C’est un décret pris par le ministère de l’Administration du Territoire et de la Décentralisation (MATD) qui a acté cette dissolution. La mesure touche plusieurs formations majeures de la scène politique nationale, dont l’Union des Forces Démocratiques de Guinée (UFDG) dirigée par Cellou Dalein Diallo, le Rassemblement du Peuple de Guinée – Arc-en-ciel (RPG-AEC) de l’ancien président Alpha Condé, ainsi que l’Union des Forces Républicaines (UFR), fondée par Sidya Touré.
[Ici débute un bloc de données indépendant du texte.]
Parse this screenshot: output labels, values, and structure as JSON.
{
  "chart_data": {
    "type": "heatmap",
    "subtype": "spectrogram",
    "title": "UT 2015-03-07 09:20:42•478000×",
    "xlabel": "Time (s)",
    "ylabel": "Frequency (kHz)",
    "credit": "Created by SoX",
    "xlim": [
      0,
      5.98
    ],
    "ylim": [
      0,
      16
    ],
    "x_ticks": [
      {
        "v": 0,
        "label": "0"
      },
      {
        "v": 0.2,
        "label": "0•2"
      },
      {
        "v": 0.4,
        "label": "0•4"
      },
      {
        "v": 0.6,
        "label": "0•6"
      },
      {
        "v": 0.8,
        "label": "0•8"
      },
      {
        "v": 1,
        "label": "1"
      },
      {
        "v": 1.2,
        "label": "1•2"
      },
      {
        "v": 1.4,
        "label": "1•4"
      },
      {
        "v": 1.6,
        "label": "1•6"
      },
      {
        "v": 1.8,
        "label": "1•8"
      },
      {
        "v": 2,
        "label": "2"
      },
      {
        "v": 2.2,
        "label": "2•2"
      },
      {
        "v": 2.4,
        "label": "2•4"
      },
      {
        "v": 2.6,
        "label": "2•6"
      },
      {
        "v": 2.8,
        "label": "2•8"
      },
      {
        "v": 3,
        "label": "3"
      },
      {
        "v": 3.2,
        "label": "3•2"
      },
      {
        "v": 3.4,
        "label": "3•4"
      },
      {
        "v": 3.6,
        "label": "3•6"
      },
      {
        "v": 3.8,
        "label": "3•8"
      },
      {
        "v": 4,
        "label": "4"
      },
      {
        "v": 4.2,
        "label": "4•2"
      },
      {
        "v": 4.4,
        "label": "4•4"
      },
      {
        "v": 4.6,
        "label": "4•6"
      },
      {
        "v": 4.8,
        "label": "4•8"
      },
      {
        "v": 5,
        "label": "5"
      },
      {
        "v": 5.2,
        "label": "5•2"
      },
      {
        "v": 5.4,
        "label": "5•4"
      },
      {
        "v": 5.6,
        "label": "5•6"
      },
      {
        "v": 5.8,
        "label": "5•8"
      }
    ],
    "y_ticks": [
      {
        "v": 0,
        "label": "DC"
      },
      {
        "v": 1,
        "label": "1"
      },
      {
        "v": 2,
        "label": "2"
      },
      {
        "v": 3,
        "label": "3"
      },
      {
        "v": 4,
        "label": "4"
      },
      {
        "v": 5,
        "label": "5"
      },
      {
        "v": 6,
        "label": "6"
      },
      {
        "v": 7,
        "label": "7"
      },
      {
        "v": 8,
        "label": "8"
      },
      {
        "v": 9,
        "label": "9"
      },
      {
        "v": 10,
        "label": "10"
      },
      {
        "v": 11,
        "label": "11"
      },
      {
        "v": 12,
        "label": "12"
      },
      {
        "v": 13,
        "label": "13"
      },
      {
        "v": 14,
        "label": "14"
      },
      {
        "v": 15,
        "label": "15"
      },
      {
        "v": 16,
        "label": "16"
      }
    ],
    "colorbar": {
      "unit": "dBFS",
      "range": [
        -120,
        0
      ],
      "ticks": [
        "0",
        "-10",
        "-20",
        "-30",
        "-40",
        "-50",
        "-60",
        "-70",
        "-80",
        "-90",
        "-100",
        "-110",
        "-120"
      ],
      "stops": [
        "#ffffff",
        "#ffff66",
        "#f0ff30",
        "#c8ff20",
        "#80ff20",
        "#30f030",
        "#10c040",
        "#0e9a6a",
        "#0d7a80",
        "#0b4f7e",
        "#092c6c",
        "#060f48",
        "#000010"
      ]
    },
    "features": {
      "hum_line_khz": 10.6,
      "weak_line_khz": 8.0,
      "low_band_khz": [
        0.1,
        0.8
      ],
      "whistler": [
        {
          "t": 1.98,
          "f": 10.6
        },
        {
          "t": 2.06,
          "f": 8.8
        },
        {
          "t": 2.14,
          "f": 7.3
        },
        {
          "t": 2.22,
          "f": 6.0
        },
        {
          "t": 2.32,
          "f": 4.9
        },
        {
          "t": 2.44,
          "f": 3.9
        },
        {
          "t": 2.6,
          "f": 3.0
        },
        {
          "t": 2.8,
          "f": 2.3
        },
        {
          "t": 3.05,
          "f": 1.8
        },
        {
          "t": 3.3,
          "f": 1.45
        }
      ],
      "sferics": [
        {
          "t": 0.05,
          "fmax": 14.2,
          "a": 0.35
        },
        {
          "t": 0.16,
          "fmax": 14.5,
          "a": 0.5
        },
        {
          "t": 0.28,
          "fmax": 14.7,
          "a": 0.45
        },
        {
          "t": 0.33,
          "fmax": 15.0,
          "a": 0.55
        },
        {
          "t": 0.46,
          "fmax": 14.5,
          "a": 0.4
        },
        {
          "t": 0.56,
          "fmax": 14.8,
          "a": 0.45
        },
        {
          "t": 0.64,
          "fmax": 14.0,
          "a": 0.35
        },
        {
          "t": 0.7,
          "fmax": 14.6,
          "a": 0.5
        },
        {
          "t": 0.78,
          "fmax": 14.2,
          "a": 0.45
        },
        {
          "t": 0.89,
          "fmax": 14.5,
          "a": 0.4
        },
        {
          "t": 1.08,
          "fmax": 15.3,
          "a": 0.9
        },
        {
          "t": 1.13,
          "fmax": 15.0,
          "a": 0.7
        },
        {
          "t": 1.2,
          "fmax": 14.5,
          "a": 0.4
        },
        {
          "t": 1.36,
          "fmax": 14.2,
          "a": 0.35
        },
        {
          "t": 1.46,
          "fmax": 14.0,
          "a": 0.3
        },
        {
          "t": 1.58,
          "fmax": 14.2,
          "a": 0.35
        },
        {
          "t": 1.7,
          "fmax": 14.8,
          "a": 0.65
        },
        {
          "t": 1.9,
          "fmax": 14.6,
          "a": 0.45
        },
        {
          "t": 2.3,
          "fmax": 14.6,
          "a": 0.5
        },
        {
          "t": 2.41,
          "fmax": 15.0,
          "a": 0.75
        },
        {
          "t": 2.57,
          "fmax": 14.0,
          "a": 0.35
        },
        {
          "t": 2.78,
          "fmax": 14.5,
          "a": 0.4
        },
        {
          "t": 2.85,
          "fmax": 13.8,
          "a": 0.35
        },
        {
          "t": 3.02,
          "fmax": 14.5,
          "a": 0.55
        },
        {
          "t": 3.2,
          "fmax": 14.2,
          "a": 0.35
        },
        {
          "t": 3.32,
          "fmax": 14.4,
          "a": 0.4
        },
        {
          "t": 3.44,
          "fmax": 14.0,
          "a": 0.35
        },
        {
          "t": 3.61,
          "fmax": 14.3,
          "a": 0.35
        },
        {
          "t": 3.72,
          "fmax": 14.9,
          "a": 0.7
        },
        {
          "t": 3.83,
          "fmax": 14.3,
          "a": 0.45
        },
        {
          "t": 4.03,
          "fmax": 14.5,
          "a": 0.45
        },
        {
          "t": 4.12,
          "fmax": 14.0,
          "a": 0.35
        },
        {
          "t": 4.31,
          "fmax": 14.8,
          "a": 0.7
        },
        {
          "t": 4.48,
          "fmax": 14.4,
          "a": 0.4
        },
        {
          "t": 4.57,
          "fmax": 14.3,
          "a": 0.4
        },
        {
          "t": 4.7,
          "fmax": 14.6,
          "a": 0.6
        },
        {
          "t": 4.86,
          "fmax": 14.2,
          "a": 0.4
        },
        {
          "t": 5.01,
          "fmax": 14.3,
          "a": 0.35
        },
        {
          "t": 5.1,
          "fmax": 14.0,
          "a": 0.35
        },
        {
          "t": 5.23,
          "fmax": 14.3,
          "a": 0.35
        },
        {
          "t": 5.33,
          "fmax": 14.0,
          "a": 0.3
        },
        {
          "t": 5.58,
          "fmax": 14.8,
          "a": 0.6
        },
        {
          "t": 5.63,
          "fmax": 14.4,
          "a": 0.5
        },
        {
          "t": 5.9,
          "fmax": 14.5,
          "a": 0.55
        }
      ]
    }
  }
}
L’arrêté précise que ces partis « perdent immédiatement leur personnalité morale et leur statut juridique ». Les formations politiques visées sont accusées de « manquements à leurs obligations légales ».
Selon le texte, toutes les activités politiques menées en leur nom sont désormais interdites, aussi bien sur le territoire national que dans les représentations diplomatiques guinéennes à l’étranger.
L’arrêté prévoit également la mise sous scellés des sièges nationaux et des représentations locales de ces partis.
Leur patrimoine sera placé sous séquestre en attendant la désignation d’un liquidateur chargé d’en assurer la gestion. Cette suspension intervient alors que la Guinée se prépare aux élections législatives et communales prévues le 24 mai 2026, considérées comme une étape clé du processus de transition politique.